Wednesday, February 3, 2010

What's a Syllabus?

Every semester I get an email from the department asking me for my syllabus. What the devil do they want from me?

A syllabus used to be easy to define: it was that piece of paper, or stapled pieces of paper, that the professor handed out the first day of class. Typically a syllabus had certain information in it, but really there was little consistency between professors and across disciplines. The one really consistent thing about the syllabus is that it was the first thing handed out in the semester. Anything that came after was just a "handout". Curious terminology.

When I began teaching virtual classes two things quickly became evident. First, that the "syllabus" took its character in part because of the synchronous nature of f2f teaching. It was the sequence, not the content, that characterized the syllabus. This was rendered irrelevant in a virtual class where *everything* was available from the first day. This forced me to re-think what a syllabus might be.
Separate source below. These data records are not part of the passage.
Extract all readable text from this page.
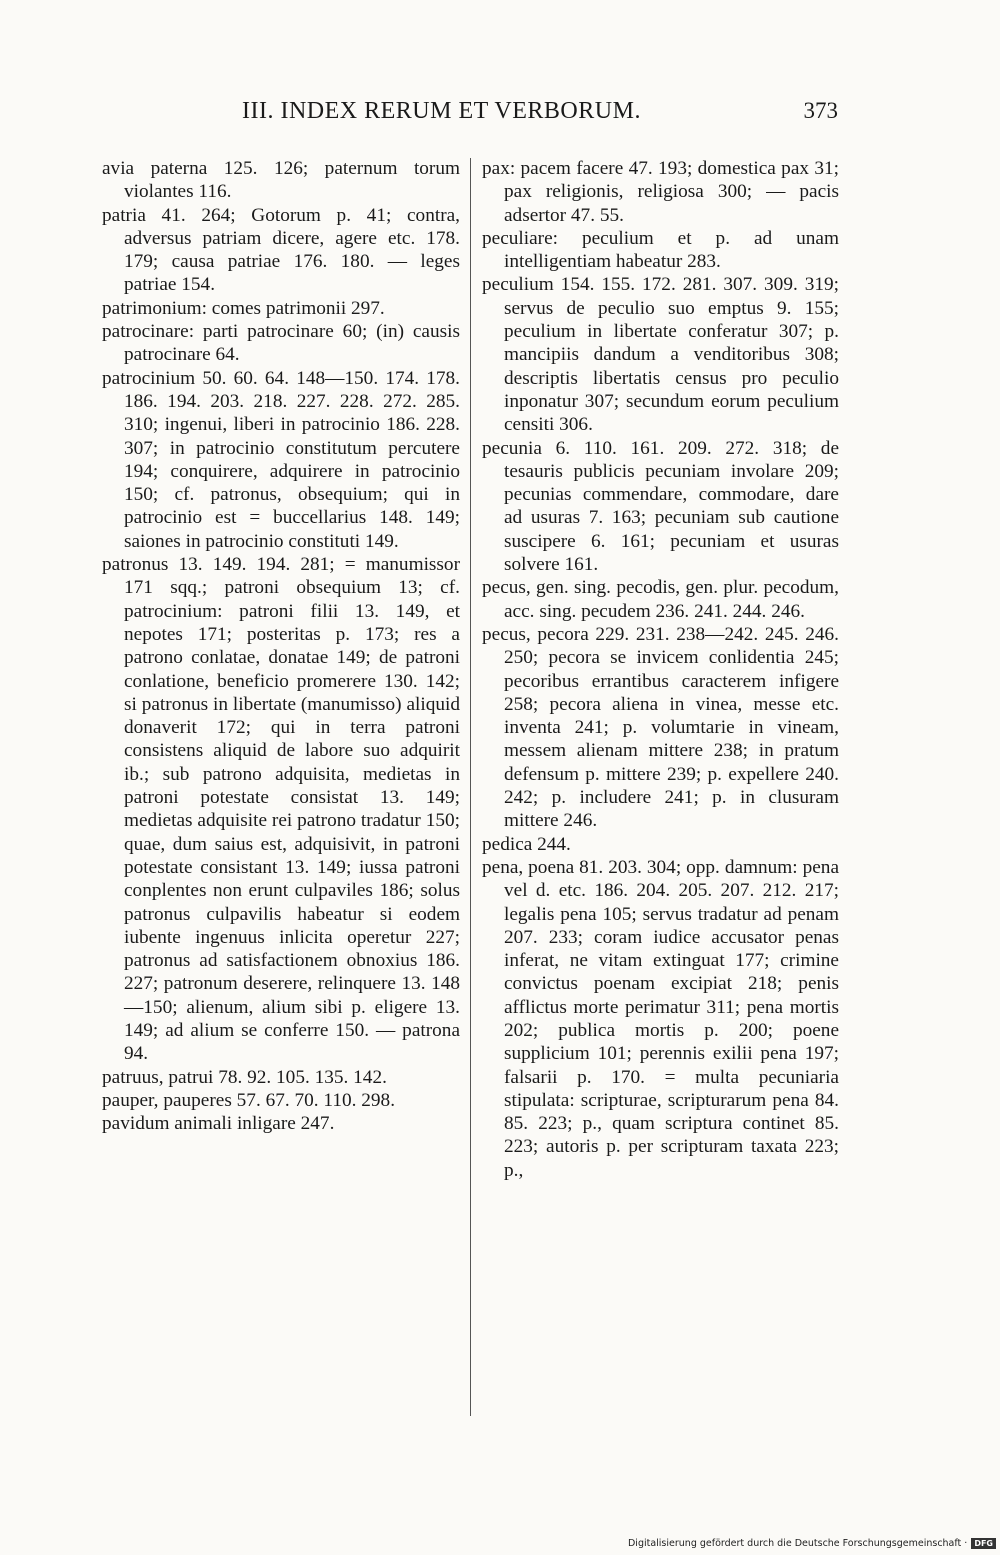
III. INDEX RERUM ET VERBORUM.	373

avia paterna 125. 126; paternum torum violantes 116.

patria 41. 264; Gotorum p. 41; contra, adversus patriam dicere, agere etc. 178. 179; causa patriae 176. 180. — leges patriae 154.

patrimonium: comes patrimonii 297.

patrocinare: parti patrocinare 60; (in) causis patrocinare 64.

patrocinium 50. 60. 64. 148—150. 174. 178. 186. 194. 203. 218. 227. 228. 272. 285. 310; ingenui, liberi in patrocinio 186. 228. 307; in patrocinio constitutum percutere 194; conquirere, adquirere in patrocinio 150; cf. patronus, obsequium; qui in patrocinio est = buccellarius 148. 149; saiones in patrocinio constituti 149.

patronus 13. 149. 194. 281; = manumissor 171 sqq.; patroni obsequium 13; cf. patrocinium: patroni filii 13. 149, et nepotes 171; posteritas p. 173; res a patrono conlatae, donatae 149; de patroni conlatione, beneficio promerere 130. 142; si patronus in libertate (manumisso) aliquid donaverit 172; qui in terra patroni consistens aliquid de labore suo adquirit ib.; sub patrono adquisita, medietas in patroni potestate consistat 13. 149; medietas adquisite rei patrono tradatur 150; quae, dum saius est, adquisivit, in patroni potestate consistant 13. 149; iussa patroni conplentes non erunt culpaviles 186; solus patronus culpavilis habeatur si eodem iubente ingenuus inlicita operetur 227; patronus ad satisfactionem obnoxius 186. 227; patronum deserere, relinquere 13. 148—150; alienum, alium sibi p. eligere 13. 149; ad alium se conferre 150. — patrona 94.

patruus, patrui 78. 92. 105. 135. 142.

pauper, pauperes 57. 67. 70. 110. 298.

pavidum animali inligare 247.

pax: pacem facere 47. 193; domestica pax 31; pax religionis, religiosa 300; — pacis adsertor 47. 55.

peculiare: peculium et p. ad unam intelligentiam habeatur 283.

peculium 154. 155. 172. 281. 307. 309. 319; servus de peculio suo emptus 9. 155; peculium in libertate conferatur 307; p. mancipiis dandum a venditoribus 308; descriptis libertatis census pro peculio inponatur 307; secundum eorum peculium censiti 306.

pecunia 6. 110. 161. 209. 272. 318; de tesauris publicis pecuniam involare 209; pecunias commendare, commodare, dare ad usuras 7. 163; pecuniam sub cautione suscipere 6. 161; pecuniam et usuras solvere 161.

pecus, gen. sing. pecodis, gen. plur. pecodum, acc. sing. pecudem 236. 241. 244. 246.

pecus, pecora 229. 231. 238—242. 245. 246. 250; pecora se invicem conlidentia 245; pecoribus errantibus caracterem infigere 258; pecora aliena in vinea, messe etc. inventa 241; p. volumtarie in vineam, messem alienam mittere 238; in pratum defensum p. mittere 239; p. expellere 240. 242; p. includere 241; p. in clusuram mittere 246.

pedica 244.

pena, poena 81. 203. 304; opp. damnum: pena vel d. etc. 186. 204. 205. 207. 212. 217; legalis pena 105; servus tradatur ad penam 207. 233; coram iudice accusator penas inferat, ne vitam extinguat 177; crimine convictus poenam excipiat 218; penis afflictus morte perimatur 311; pena mortis 202; publica mortis p. 200; poene supplicium 101; perennis exilii pena 197; falsarii p. 170. = multa pecuniaria stipulata: scripturae, scripturarum pena 84. 85. 223; p., quam scriptura continet 85. 223; autoris p. per scripturam taxata 223; p.,

Digitalisierung gefördert durch die Deutsche Forschungsgemeinschaft · DFG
The second thing I realized was that a traditional syllabus was bounded by the medium. There were only so many pages you could hand to a student on the first day without scaring them to death, so a syllabus tended to be brief and summary. The "handouts" that followed were often elaborations on the syllabus--guides to writing, resources, research, additional reading, and so on. These could have all been handed out the first day and indeed in some disciplines I've seen a whole packet handed out and called a syllabus.
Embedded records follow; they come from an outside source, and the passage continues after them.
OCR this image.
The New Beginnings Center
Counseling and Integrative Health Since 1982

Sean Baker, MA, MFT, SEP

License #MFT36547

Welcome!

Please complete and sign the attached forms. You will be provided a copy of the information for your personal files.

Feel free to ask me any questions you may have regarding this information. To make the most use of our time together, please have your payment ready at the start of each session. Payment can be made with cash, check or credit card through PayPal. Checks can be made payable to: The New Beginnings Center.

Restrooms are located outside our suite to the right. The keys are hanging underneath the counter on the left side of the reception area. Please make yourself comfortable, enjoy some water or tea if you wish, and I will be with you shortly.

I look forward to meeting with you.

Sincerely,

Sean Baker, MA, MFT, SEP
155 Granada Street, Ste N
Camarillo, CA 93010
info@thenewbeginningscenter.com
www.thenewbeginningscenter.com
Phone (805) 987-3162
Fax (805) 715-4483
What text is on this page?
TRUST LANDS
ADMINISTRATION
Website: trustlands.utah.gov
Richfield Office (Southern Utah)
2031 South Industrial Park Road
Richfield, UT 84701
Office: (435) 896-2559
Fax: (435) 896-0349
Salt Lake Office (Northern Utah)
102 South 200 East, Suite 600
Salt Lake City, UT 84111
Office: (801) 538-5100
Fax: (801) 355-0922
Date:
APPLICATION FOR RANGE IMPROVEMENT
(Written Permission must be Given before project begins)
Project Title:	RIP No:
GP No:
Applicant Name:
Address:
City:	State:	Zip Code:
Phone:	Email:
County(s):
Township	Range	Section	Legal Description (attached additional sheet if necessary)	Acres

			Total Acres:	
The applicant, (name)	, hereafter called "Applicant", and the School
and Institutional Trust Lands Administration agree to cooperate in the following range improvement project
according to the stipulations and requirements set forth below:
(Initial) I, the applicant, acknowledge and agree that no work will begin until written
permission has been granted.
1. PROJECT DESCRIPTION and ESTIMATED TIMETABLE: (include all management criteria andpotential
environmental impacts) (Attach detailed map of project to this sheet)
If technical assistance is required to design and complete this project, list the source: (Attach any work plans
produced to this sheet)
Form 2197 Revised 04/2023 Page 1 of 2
Online, though, there are no real boundaries. A "syllabus" could be as many pages as you liked. I came to understand that students do want a single-page (web page) summary of assignments. They want to know when the due dates are and what is due. My syllabus therefore tends to be very brief but highly linked. The items that are due, those need explanation, right? And due dates should be supplemented by a statement about late assignments and make-up policy. The term paper assignment needs explanation about my expectations, maybe a list of possible paper topics, and so on.
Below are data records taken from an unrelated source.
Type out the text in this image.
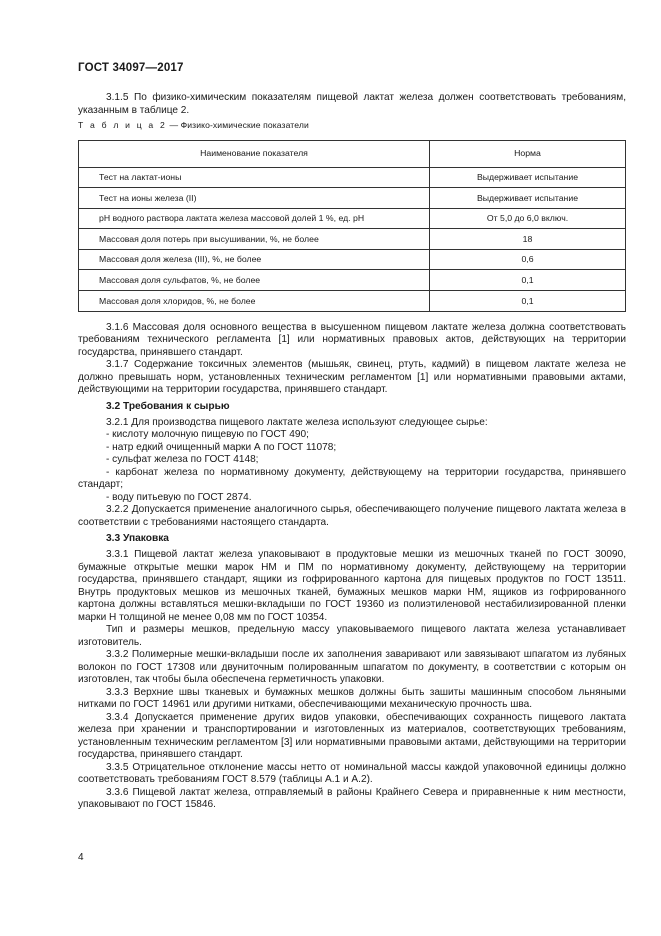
ГОСТ 34097—2017

3.1.5 По физико-химическим показателям пищевой лактат железа должен соответствовать требованиям, указанным в таблице 2.

Т а б л и ц а 2 — Физико-химические показатели
Наименование показателя	Норма
Тест на лактат-ионы	Выдерживает испытание
Тест на ионы железа (II)	Выдерживает испытание
рН водного раствора лактата железа массовой долей 1 %, ед. рН	От 5,0 до 6,0 включ.
Массовая доля потерь при высушивании, %, не более	18
Массовая доля железа (III), %, не более	0,6
Массовая доля сульфатов, %, не более	0,1
Массовая доля хлоридов, %, не более	0,1

3.1.6 Массовая доля основного вещества в высушенном пищевом лактате железа должна соответствовать требованиям технического регламента [1] или нормативных правовых актов, действующих на территории государства, принявшего стандарт.

3.1.7 Содержание токсичных элементов (мышьяк, свинец, ртуть, кадмий) в пищевом лактате железа не должно превышать норм, установленных техническим регламентом [1] или нормативными правовыми актами, действующими на территории государства, принявшего стандарт.

3.2 Требования к сырью

3.2.1 Для производства пищевого лактате железа используют следующее сырье:

- кислоту молочную пищевую по ГОСТ 490;

- натр едкий очищенный марки А по ГОСТ 11078;

- сульфат железа по ГОСТ 4148;

- карбонат железа по нормативному документу, действующему на территории государства, принявшего стандарт;

- воду питьевую по ГОСТ 2874.

3.2.2 Допускается применение аналогичного сырья, обеспечивающего получение пищевого лактата железа в соответствии с требованиями настоящего стандарта.

3.3 Упаковка

3.3.1 Пищевой лактат железа упаковывают в продуктовые мешки из мешочных тканей по ГОСТ 30090, бумажные открытые мешки марок НМ и ПМ по нормативному документу, действующему на территории государства, принявшего стандарт, ящики из гофрированного картона для пищевых продуктов по ГОСТ 13511. Внутрь продуктовых мешков из мешочных тканей, бумажных мешков марки НМ, ящиков из гофрированного картона должны вставляться мешки-вкладыши по ГОСТ 19360 из полиэтиленовой нестабилизированной пленки марки Н толщиной не менее 0,08 мм по ГОСТ 10354.

Тип и размеры мешков, предельную массу упаковываемого пищевого лактата железа устанавливает изготовитель.

3.3.2 Полимерные мешки-вкладыши после их заполнения заваривают или завязывают шпагатом из лубяных волокон по ГОСТ 17308 или двуниточным полированным шпагатом по документу, в соответствии с которым он изготовлен, так чтобы была обеспечена герметичность упаковки.

3.3.3 Верхние швы тканевых и бумажных мешков должны быть зашиты машинным способом льняными нитками по ГОСТ 14961 или другими нитками, обеспечивающими механическую прочность шва.

3.3.4 Допускается применение других видов упаковки, обеспечивающих сохранность пищевого лактата железа при хранении и транспортировании и изготовленных из материалов, соответствующих требованиям, установленным техническим регламентом [3] или нормативными правовыми актами, действующими на территории государства, принявшего стандарт.

3.3.5 Отрицательное отклонение массы нетто от номинальной массы каждой упаковочной единицы должно соответствовать требованиям ГОСТ 8.579 (таблицы А.1 и А.2).

3.3.6 Пищевой лактат железа, отправляемый в районы Крайнего Севера и приравненные к ним местности, упаковывают по ГОСТ 15846.

4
How much of that is the "syllabus"?

All of it. None of it. I've had semesters where I didn't use the word at all. There was a Schedule of Assignments, list of Required Readings, a Study Guide, etc., each as its own page.

But I'm back to a Syllabus page for one simple reason: to keep the History Department off my back. It's not their fault; it's the fault of the accreditation people. They're the ones who require a syllabus for every course, every semester, every teacher.

Here's the amusing part: they want paper. Seriously. The accreditation body wants a piece (or pieces) of paper for every course. That piece of paper needs to be titled "Syllabus". What's on it ... eh.

So our poor secretary has to dun the faculty every semester. She has to have a table where pieces of paper collect which she dutifully files into boxes. And for that jerk Knox, she has to print out a page.

It's bad enough she has to do all this, she shouldn't have to print out multiple pages. She shouldn't have to follow links and figure out what constitutes a syllabus. So I cut her a break and I have a single page with the word Syllabus at the top in nice big letters so she can print it, file it, and forget about it.

And that's what a syllabus is, around here.